The eastern red-tailed hawk (Buteo jamaicensis borealis) is a subspecies of the red-tailed hawk that breeds from southeast Canada and Maine south through Texas and east to northern Florida.

==Range==
The race breeds below the Arctic (unlike more western birds which can reach the sub-Arctic as breeders), and is absent from all but the southernmost part of the Hudson Bay and roughly the northern third of both Quebec and Newfoundland. Wintering migrants from southern Ontario may range east to southern Maine and south to as far as the Gulf Coast and Florida. The western limits of this race's range are slightly ambiguous and they may hybridize extensively with the western red-tailed hawk (Buteo jamaicensis calurus) in timbered stretches of the Great Plains.
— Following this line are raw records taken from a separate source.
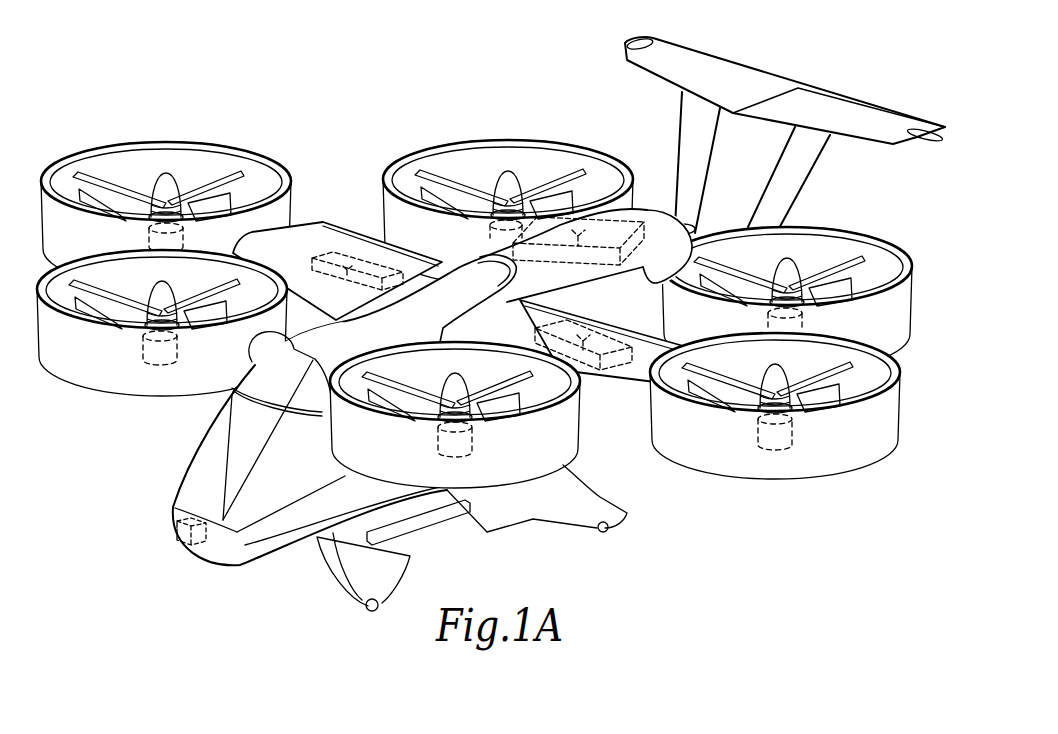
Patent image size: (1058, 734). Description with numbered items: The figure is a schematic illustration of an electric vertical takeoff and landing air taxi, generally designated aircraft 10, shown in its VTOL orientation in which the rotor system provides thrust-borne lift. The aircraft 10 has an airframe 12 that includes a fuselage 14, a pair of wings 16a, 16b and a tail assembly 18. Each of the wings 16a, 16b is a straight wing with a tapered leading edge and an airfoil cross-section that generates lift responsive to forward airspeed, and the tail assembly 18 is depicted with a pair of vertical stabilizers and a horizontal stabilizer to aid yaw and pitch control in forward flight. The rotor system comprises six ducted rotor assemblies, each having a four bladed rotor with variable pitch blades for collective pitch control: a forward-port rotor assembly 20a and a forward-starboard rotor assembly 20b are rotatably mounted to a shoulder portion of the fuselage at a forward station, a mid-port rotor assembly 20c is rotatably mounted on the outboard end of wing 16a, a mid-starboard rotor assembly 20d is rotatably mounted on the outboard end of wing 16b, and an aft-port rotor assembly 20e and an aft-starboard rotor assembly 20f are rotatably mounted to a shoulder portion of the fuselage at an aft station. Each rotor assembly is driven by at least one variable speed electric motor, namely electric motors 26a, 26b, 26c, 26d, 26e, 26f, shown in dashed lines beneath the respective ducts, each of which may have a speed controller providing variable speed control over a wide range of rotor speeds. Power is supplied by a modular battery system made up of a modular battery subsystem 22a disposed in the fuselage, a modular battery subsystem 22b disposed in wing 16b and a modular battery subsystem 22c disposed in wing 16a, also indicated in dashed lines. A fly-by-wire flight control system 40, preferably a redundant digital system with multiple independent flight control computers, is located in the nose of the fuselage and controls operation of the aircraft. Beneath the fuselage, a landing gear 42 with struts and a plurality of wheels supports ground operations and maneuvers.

The aircraft 10 is at (787, 62).
The airframe 12 is at (245, 545).
The fuselage 14 is at (282, 535).
The wing 16a is at (628, 370).
The wing 16b is at (305, 240).
The tail assembly 18 is at (843, 112).
The forward-port rotor assembly 20a is at (565, 445).
The forward-starboard rotor assembly 20b is at (143, 386).
The mid-port rotor assembly 20c is at (732, 469).
The mid-starboard rotor assembly 20d is at (151, 152).
The aft-port rotor assembly 20e is at (905, 268).
The aft-starboard rotor assembly 20f is at (501, 146).
The modular battery subsystem 22a is at (612, 215).
The modular battery subsystem 22b is at (347, 252).
The modular battery subsystem 22c is at (588, 375).
The variable speed electric motor 26a is at (472, 436).
The variable speed electric motor 26b is at (143, 345).
The variable speed electric motor 26c is at (792, 436).
The variable speed electric motor 26d is at (215, 240).
The variable speed electric motor 26e is at (805, 323).
The variable speed electric motor 26f is at (489, 237).
The flight control system 40 is at (173, 548).
The landing gear 42 is at (360, 584).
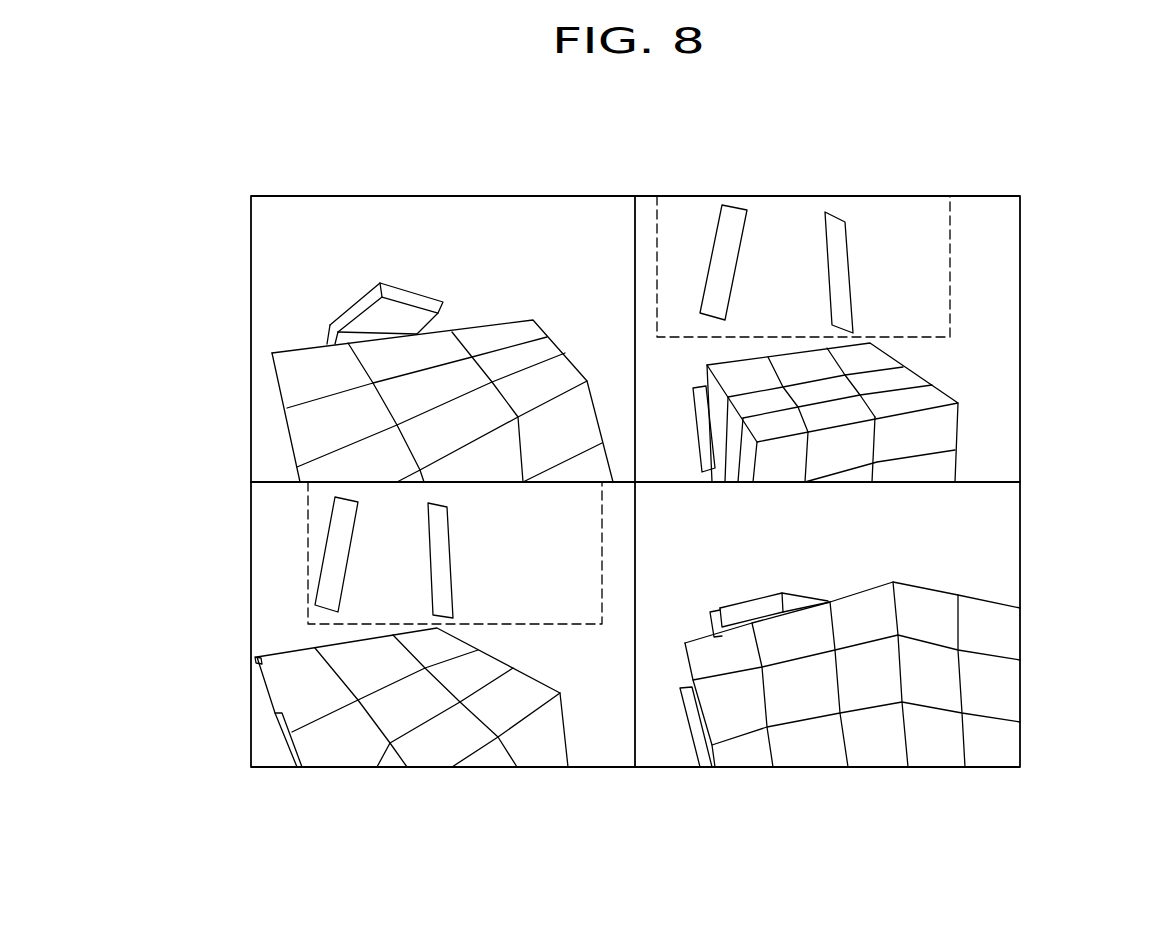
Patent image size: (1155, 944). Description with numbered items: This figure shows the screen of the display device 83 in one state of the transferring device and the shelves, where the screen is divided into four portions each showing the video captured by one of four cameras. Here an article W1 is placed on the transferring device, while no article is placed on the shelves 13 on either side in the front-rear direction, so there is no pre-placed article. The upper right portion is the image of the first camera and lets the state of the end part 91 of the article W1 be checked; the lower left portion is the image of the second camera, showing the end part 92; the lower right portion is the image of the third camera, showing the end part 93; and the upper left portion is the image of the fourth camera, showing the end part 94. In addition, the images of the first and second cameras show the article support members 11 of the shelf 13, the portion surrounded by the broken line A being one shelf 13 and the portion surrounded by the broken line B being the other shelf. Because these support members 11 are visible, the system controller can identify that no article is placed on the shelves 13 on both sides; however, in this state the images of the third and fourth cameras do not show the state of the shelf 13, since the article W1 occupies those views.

The display device 83 is at (607, 195).
The end part of the article 94 is at (446, 445).
The end part of the article 91 is at (844, 409).
The end part of the article 92 is at (424, 712).
The end part of the article 93 is at (818, 704).
The shelf 13 is at (802, 285).
The article support member 11 is at (731, 218).
The broken line A is at (950, 282).
The broken line B is at (308, 548).
The article W1 is at (270, 421).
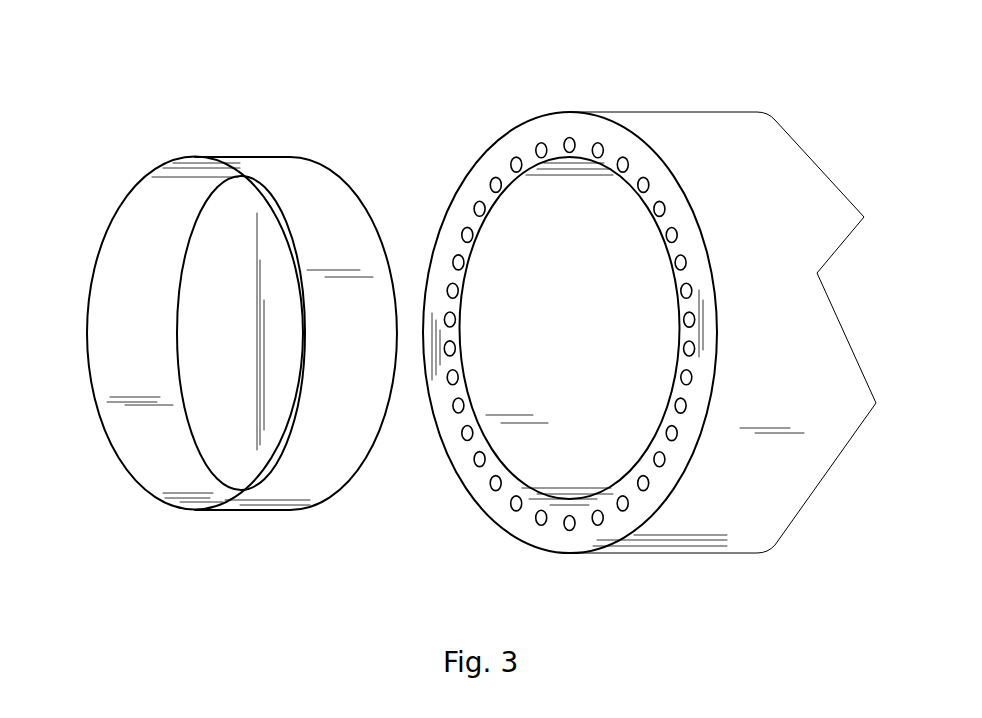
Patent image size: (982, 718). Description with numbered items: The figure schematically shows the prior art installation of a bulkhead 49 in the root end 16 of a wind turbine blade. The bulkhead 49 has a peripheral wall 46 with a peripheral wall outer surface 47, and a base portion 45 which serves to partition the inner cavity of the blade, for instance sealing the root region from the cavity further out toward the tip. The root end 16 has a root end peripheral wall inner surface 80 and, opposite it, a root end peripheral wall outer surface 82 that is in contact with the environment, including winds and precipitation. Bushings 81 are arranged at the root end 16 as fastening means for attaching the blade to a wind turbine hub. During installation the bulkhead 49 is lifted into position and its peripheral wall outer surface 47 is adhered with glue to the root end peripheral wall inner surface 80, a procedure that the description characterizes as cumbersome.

The root end 16 is at (649, 333).
The base portion 45 is at (223, 448).
The peripheral wall 46 is at (138, 240).
The peripheral wall outer surface 47 is at (328, 457).
The bulkhead 49 is at (228, 325).
The root end peripheral wall inner surface 80 is at (530, 197).
The bushings 81 is at (545, 522).
The root end peripheral wall outer surface 82 is at (786, 366).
The breeding range of B. j. borealis seems to include most of Texas (perhaps excluding the western sections), Oklahoma, Kansas and Nebraska. In the Dakotas and even eastern Wyoming, some B. j. borealis may occur but give way mostly to B. j. calurus and/or Krider's hawk (B. j. kriderii), with the B. j. borealis type hawks breeding without race mixing to the western border of Minnesota and the eastern third of Manitoba.

==Description==
This is a large-bodied, relatively heavy race, but differs from more westerly hawks in having a relatively smaller wing area. Based on linear dimensions, this subspecies shows the most size variation and, unlike the red-tailed hawk species overall, size variation seems to fall within Bergmann's rule as northern birds average larger than southern ones. The wing chord of males can range from 337 to 396 mm, averaging 370.1 mm, and, in females, it ranges from 370 to 427 mm, averaging 390.2 mm. Additionally, males and females average 215.4 and 230.1 mm in tail length, 82.4 and 85 mm in tarsal length and 25.1 and 27.6 mm in culmen length. The largest known sample of body weights from unambiguous B. j. borealis was from Wisconsin migrants, with 34 males averaging 945.3 g and 24 females averaging 1222.4 g. This race only has pale morphs and almost always bears a whitish ground color with little barring overall, including a variably present dark necklace, a frequently absent or much reduced belly band and little to no barring on the flanks or the upper legs. Immature B. j. borealis tend to have dark spotting on leg feathers but otherwise average paler than immatures of most other races. This race includes a form from the northern stretches of its range (mostly breeding within Canada), formerly considered as B. j. abieticola. Birds of B. j. abieticola type are more heavily marked below than typical B. j. borealis and, thus B. j. borealis seem to correspond to Gloger's rule, as well. This plumage variation appears to be a regional adaptation to the denser boreal forest.